L’appartement était silencieux, seul le tic-tac discret de l’horloge au mur brisait le calme. J’étais assis sur le canapé, entouré des restes d’une longue journée, et je regardais par la fenêtre le crépuscule. Les lampadaires s’étaient déjà allumés, projetant une lumière chaude et dorée sur les façades des immeubles. Je pensais à l’exposition d’art que j’avais visitée la veille, et à la femme que j’y avais rencontrée. Elle était doctorante à l’université, et moi, en tant que maître de conférences, je l’avais immédiatement captivée. Ses yeux, sa peau, sa façon de bouger m’avaient hypnotisé. Surtout ses seins, qui se dessinaient sous son chemisier fin, ne me laissaient aucun repos. Je m’imaginais la déshabiller, pétrir ses tétons entre mes doigts, les lécher jusqu’à ce qu’elle halète et gémisse.
Je me levai et allai chercher un verre de vin à la bibliothèque. Ma main effleura les livres, et je me sentis soudainement ramené aux longues soirées passées avec ma femme, avant que nous nous éloignions l’un de l’autre. Nous nous étions séparés sans raison apparente, juste parce que l’amour qui nous avait unis s’était peu à peu estompé. Je pensais à la femme que j’avais rencontrée la veille, et je me demandais si j’étais prêt à m’engager dans une nouvelle relation. Mes pensées devenaient de plus en plus salaces : je la voyais devant moi, allongée sur le lit, les jambes largement écartées, sa chatte mouillée prête pour ma bite. Je me servis un verre de vin et me rassis sur le canapé pour me perdre dans mes pensées. La sonnerie du téléphone me tira de mes rêveries. C’était la doctorante, et elle demanda si elle pouvait passer. Sa voix était rauque, presque enrouée, et je sentis ma bite durcir dans mon pantalon. J’hésitai un instant avant de dire oui. « Viens », murmurai-je, « je t’attends. »
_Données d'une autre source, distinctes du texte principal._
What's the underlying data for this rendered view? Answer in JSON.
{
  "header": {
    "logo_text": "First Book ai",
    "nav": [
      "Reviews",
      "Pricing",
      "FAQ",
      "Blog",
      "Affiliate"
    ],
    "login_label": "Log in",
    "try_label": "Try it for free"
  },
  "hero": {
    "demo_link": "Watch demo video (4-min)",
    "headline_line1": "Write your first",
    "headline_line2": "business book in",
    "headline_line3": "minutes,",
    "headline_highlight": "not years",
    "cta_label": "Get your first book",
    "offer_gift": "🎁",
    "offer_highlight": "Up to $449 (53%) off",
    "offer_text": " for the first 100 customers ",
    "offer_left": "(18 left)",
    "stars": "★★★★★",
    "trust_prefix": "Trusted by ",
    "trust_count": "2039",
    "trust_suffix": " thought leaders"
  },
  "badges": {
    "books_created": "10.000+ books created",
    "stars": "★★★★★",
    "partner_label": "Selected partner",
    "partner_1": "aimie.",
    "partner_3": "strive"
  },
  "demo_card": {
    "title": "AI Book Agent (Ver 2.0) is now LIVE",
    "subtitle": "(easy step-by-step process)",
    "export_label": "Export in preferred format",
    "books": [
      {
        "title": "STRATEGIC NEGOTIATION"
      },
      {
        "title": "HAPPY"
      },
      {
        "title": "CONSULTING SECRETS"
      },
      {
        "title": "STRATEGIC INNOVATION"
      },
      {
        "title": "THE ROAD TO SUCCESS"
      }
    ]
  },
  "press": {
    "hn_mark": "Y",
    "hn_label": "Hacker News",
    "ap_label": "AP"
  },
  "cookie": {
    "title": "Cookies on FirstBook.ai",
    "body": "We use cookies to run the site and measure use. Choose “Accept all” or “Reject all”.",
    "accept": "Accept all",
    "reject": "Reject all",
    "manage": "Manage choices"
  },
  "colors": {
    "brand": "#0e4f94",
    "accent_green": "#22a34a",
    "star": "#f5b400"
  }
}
J’ouvris la porte, et elle se tenait devant moi, dans un manteau sombre qui enveloppait sa silhouette. Elle sourit, et je me sentis comme aspiré dans un tourbillon. Je l’invitai à entrer, et elle enleva son manteau, révélant un chemisier noir et un pantalon moulant. Ses seins étaient gros et fermes, les tétons se dessinaient nettement sous le tissu. Sa peau luisait à la lumière des lampes, et je me sentis soudainement saisi d’un désir inextinguible. Nous nous assîmes sur le canapé, et je lui versai un verre de vin. Nous parlâmes de l’exposition d’art, et je lui racontai le collectionneur qui m’avait impressionné. Elle m’écoutait attentivement, et je me sentais comme le seul être au monde. Ses yeux étaient posés sur moi, et je sentais ma peau s’échauffer sous son regard. Ma bite palpitait dans mon pantalon, et je devais me retenir pour ne pas simplement me jeter sur elle.
Je me levai pour ouvrir la fenêtre, et elle me suivit. Nous nous tenions ensemble près de la fenêtre, et je sentais sa chaleur à mes côtés. Le ciel était sombre, et les étoiles scintillaient comme des diamants. Je me tournai vers elle, et elle me regarda avec un regard qui me transperça jusqu’à la moelle. Ses lèvres étaient légèrement entrouvertes, et je pouvais sentir son souffle sur ma peau. Je pris sa main, et elle le permit. Nous restions là, comme en transe, et je sentis mes lèvres s’approcher des siennes. Le baiser était doux, mais il alluma en moi un feu que je ne pouvais plus contrôler. Nous nous embrassions, comme deux personnes qui cherchent l’air, et je me sentais enfin arrivé chez moi. Ma langue pénétra dans sa bouche, et elle gémit doucement. Je l’attirai contre moi, et elle se laissa tomber dans mes bras. Mes mains glissèrent sur son dos, jusqu’à son cul, qui était ferme et rond sous le pantalon. Je la pressai contre moi, et elle sentit ma bite dure contre son ventre.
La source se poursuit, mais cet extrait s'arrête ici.